The fundamental difference between vLLM and Ollama for production use is model delivery. Ollama expects to pull models from a registry at startup or on first request. In an air-gapped environment with no outbound internet access, this model must either be:

  • Pre-loaded into an Ollama instance and its blob storage persisted (fragile, version-dependent)
  • Served from a local Ollama registry (adds another service to maintain)

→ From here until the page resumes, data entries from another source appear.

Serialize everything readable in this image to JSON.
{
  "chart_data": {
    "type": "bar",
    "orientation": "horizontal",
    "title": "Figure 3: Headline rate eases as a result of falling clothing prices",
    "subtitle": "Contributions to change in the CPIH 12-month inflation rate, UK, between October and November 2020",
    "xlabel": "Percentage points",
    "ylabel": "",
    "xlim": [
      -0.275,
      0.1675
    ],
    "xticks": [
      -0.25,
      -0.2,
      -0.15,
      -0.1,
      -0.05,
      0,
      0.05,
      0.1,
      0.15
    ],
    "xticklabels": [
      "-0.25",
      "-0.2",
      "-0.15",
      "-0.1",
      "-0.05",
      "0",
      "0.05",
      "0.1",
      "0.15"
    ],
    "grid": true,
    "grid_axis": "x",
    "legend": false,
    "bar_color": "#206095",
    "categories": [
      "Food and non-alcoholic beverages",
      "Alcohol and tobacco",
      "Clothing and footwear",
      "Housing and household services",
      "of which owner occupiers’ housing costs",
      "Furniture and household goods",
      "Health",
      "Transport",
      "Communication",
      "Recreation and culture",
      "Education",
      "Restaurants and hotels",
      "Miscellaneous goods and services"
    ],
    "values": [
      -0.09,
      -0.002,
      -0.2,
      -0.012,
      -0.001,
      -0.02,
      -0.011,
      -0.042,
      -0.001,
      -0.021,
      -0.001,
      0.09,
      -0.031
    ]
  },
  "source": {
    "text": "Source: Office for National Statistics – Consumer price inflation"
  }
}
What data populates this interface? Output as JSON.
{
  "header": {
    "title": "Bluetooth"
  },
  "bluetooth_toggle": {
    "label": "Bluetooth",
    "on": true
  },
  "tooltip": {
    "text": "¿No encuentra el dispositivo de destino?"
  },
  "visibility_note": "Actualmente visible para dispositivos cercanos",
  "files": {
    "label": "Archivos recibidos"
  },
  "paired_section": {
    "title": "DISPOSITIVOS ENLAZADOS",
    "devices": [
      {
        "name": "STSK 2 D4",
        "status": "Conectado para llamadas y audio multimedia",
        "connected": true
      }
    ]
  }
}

With vLLM, models are simply files on disk. They can be:

  • Baked into the container image at build time, producing a self-contained deployment artifact
  • Loaded from a PVC that was populated during initial provisioning or via a Kubernetes Job
  • Stored in Harbor as an OCI artifact alongside the container images

This means a vLLM deployment in an air-gapped environment is fully deterministic – the exact model weights are part of the deployment manifest, versioned and reproducible.